Pertumbuhan Ekonomi Indonesia Terjebak di Angka 5 Persen, Bappenas Upayakan Hal Ini

JAKARTA - Pertumbuhan ekonomi nasional dalam 20 tahun terakhir terjebak di kisaran 5 persen saja.

Hal tersebut diketahui menjadi salah satu faktor yang membuat Indonesia masih sulit menjadi negara dengan pendapatan tinggi atau high income country.

Menanggapi hal tersebut, Deputi Bidang Ekonomi Kementerian Perencanaan Pembangunan Nasional (PPN)/Badan Perencanaan Pembangunan Nasional (Bappenas) Amalia Adininggar Widyasanti menyebut, pemerintah sendiri tengah menargetkan Indonesia bisa keluar dari jebakan kelas menengah atau middle income trap dan akan bisa menjadi negara berpenghasilan tinggi atau high income country pada tahun 2045.

Target tersebut tertuang dalam Rencana Pembangunan Jangka Menengah Nasional (RPJMN) 2020-2024 yang sedang disusun Bappenas.

"Satu permasalahan kami adalah pertumbuhan ekonomi selama ini berkisar di angka 5 persen saja atau stuck di 5 persen," kata Amalia dalam acara Visi Indonesia 2045 dan Harapan Mewujudkan Negara Nusantara Berdaulat, Maju, dan Berkelanjutan, di Jakarta, Senin, 29 Mei.

Amalia menyebut, berdasarkan analisa Bappenas, apabila pertumbuhan ekonomi nasional hanya sebesar 5 persen saja, itu tidak cukup membawa Indonesia menjadi negara dengan pendapatan tinggi atau high income country sebelum 2045 nanti.

Oleh karena itu, diperlukan akselerasi untuk mendorong pertumbuhan ekonomi di atas 5 persen, ke depannya.

Amalia pun mengungkap beberapa permasalahan yang membuat pertumbuhan ekonomi Indonesia terjebak di angka lima persen.

Permasalahan tersebut di antaranya, tingkat produktivitas masyarakat Indonesia masih rendah dan relatif menurun jika dibandingkan dengan negara tetangga, seperti China, Malaysia, Vietnam, India, dan Thailand.
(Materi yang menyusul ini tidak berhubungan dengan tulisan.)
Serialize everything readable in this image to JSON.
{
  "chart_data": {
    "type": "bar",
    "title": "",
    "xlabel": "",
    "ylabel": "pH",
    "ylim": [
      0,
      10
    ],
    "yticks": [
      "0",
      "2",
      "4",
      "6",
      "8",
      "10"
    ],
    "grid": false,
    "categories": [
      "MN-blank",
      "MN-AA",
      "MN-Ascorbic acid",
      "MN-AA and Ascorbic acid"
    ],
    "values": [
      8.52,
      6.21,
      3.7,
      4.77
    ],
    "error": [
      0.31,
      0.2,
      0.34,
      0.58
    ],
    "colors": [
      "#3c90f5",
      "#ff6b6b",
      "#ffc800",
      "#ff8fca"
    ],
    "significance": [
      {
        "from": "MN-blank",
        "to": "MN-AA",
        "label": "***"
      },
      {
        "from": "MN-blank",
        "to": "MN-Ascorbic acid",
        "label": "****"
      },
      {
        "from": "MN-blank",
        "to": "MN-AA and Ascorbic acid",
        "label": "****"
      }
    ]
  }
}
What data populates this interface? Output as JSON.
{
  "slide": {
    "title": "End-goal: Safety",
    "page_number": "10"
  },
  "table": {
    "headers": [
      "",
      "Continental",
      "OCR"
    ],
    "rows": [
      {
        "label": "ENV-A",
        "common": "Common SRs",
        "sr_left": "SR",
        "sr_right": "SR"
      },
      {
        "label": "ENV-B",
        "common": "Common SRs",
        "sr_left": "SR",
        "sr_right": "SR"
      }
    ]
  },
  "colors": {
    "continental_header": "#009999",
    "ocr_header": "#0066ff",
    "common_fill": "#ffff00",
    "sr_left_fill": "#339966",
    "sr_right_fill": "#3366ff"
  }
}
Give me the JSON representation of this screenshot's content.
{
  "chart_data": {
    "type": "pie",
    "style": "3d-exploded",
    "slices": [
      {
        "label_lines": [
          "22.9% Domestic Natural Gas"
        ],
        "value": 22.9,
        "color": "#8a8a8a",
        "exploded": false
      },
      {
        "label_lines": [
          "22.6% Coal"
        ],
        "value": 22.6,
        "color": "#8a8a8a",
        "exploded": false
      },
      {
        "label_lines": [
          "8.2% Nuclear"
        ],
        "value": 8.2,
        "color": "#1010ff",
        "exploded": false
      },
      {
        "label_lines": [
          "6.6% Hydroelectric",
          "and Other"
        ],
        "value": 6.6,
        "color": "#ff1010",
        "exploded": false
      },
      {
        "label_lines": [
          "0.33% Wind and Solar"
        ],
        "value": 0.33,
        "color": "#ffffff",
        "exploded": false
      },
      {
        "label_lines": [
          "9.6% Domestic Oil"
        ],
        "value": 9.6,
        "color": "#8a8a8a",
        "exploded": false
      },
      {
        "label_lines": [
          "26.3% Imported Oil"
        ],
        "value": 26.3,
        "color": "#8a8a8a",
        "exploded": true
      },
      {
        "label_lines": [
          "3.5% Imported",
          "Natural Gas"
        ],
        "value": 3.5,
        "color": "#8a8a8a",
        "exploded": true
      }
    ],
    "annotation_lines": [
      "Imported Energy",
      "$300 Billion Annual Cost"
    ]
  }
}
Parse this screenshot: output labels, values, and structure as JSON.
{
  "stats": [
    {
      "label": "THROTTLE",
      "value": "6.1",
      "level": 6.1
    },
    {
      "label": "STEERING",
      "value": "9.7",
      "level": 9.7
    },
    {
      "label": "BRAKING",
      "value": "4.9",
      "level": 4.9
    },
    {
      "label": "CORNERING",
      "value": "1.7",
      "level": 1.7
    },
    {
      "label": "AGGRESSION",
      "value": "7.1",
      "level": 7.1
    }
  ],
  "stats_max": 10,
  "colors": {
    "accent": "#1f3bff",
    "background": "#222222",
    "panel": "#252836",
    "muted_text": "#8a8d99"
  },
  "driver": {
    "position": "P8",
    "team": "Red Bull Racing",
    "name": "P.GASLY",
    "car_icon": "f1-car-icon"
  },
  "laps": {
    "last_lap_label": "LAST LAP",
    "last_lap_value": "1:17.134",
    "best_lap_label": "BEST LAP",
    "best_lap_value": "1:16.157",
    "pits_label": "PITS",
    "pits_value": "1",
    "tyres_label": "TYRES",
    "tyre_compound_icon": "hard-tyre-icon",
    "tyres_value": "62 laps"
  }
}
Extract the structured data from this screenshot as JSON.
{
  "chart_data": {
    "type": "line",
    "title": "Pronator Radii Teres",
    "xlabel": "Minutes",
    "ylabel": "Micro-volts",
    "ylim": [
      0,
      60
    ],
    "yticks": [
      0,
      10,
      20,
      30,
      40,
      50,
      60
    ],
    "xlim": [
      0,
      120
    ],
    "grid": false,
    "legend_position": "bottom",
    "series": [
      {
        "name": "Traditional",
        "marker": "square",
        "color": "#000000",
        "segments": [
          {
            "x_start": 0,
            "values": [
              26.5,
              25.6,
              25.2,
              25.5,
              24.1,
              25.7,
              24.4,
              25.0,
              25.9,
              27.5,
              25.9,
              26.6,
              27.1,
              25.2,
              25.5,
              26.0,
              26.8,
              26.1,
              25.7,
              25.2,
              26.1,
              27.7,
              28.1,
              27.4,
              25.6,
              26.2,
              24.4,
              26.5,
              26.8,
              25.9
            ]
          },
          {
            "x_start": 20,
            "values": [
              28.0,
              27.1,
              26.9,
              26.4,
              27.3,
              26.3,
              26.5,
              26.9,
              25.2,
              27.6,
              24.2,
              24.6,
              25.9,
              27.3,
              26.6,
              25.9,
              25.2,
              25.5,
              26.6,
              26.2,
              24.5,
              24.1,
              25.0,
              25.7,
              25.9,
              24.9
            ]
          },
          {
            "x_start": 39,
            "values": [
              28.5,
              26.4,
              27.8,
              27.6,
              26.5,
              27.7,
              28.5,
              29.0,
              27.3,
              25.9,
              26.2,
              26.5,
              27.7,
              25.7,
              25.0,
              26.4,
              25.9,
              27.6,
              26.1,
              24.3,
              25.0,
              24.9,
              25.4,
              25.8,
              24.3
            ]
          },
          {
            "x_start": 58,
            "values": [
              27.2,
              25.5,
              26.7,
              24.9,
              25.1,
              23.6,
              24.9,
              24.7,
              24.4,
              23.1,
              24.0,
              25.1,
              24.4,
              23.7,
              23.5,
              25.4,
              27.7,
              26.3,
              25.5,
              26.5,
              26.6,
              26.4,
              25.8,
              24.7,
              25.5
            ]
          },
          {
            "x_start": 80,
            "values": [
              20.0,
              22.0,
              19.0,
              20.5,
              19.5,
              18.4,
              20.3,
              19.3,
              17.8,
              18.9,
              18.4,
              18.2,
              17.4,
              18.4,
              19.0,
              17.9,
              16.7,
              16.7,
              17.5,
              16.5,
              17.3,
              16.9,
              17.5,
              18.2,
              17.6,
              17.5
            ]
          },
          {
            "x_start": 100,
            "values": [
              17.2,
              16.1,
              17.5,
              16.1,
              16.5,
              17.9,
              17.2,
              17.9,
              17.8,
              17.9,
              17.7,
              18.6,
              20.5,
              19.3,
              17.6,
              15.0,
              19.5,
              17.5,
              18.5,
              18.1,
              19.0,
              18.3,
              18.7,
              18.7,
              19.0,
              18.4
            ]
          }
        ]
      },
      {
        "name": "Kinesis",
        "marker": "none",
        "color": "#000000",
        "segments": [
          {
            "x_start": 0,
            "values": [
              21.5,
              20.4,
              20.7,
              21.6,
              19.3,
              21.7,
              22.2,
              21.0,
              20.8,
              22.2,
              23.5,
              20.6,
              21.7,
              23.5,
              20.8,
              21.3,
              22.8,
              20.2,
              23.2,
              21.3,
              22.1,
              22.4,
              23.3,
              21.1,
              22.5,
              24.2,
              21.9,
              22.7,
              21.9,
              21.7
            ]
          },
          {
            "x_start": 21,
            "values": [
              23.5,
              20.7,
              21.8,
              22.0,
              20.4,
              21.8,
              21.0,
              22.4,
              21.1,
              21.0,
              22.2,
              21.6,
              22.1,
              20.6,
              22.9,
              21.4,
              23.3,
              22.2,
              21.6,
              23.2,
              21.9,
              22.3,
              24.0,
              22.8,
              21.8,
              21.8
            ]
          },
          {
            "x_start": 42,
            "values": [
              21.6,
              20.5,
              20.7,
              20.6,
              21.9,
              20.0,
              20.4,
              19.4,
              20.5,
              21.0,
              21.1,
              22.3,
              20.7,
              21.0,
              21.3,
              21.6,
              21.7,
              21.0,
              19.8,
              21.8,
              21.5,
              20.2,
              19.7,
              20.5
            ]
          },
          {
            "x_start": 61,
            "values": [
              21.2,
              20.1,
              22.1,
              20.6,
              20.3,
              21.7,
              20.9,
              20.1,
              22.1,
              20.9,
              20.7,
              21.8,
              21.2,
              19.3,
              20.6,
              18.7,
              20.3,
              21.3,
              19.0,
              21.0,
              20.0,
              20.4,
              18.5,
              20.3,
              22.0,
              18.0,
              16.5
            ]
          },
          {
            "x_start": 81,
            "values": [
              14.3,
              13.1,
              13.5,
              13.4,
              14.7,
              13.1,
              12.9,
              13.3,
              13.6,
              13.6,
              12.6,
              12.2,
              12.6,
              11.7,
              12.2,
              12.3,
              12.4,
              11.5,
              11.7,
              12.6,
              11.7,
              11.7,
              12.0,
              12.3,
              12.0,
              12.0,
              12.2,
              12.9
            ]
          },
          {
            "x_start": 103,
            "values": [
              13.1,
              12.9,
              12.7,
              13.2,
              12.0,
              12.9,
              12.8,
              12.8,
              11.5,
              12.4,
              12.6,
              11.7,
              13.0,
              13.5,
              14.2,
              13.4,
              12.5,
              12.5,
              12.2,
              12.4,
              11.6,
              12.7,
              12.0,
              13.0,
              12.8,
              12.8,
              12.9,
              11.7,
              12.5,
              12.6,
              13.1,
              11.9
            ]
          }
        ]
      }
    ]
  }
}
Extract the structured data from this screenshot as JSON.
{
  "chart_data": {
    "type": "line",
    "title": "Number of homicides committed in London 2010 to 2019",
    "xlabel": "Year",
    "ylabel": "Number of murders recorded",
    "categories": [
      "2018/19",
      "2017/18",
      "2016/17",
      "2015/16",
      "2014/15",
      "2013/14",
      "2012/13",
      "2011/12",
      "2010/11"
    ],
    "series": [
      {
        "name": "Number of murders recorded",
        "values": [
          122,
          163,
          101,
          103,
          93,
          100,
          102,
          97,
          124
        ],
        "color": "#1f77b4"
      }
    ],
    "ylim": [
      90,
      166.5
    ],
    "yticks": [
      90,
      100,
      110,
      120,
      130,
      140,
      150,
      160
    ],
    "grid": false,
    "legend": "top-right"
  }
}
"Bahkan, jika dibandingkan dengan bagaimana produktivitas kerja kami, jauh lebih rendah dibandingkan dengan negara-negara maju yang ada saat ini, kami juga di bawah China," ucap dia.

Permasalahan lain adalah kontribusi sektor manufaktur di Indonesia terhadap Produk Domestik Bruto (PDB) yang kian menurun.

Menurut Amalia, kontribusi sektor manufaktur Indonesia sempat mencapai 27,4 persen dari PDB pada 2005.

Akan tetapi, pada 2022, kontribusinya justru menurun dan berada di level 18,3 persen dari PDB.

"Ini adalah salah satu faktor mengapa kami tidak bisa menyediakan lapangan kerja yang pantas atau bisa menyediakan pendapatan yang layak dan baik untuk masyarakat. Padahal, salah satu syarat agar bisa menjadi negara berpendapatan tinggi adalah ukurannya income per kapita," tuturnya.

Selain itu, transformasi ekonomi juga akan membawa perekonomian di setiap provinsi untuk bisa keluar dari middle income trap.

Adapun upaya transformasi super prioritas yang akan dilakukan pemerintah, yaitu peningkatan anggaran ilmu pengetahuan, teknologi, dan inovasi (iptekin) menuju komersialisasi oleh industri.

Kedua, industrialisasi, hirilirasi komoditas unggulan hingga produk akhir dan industri padat karya terampil, padat teknologi dan inovasi, serta berorientasi ekspor. Ketiga, sumber pertumbuhan ekonomi baru, seperti ekonomi biru, bioekonomi, dan ekonomi kreatif berbasis kekayaan intelektual.

Keempat, percepatan transisi energi didukung jaringan listrik terintegrasi, serta transportasi hijau.

Kelima, superplatform untuk percepatan transformasi digital dan produksi talenta digital.

Keenam, integrasi konektivitas dengan kawasan pertumbuhan ekonomi, dan terakhir atau ketujuh, pengembangan Ibu Kota Nusantara (IKN).

"Dari transformasi ini, (diharapkan) rerata pertumbuhan ekonomi Indonesia ke depan harus di antara 6-7 persen. Diperkirakan, Indonesia bisa keluar dari middle income trap di 2041. Kalau kami bisa tumbuh rata-rata sebesar 7 persen dalam 20 tahun ke depan, akan keluar dari middle income trap lebih cepat lagi, yaitu di 2038," pungkasnya.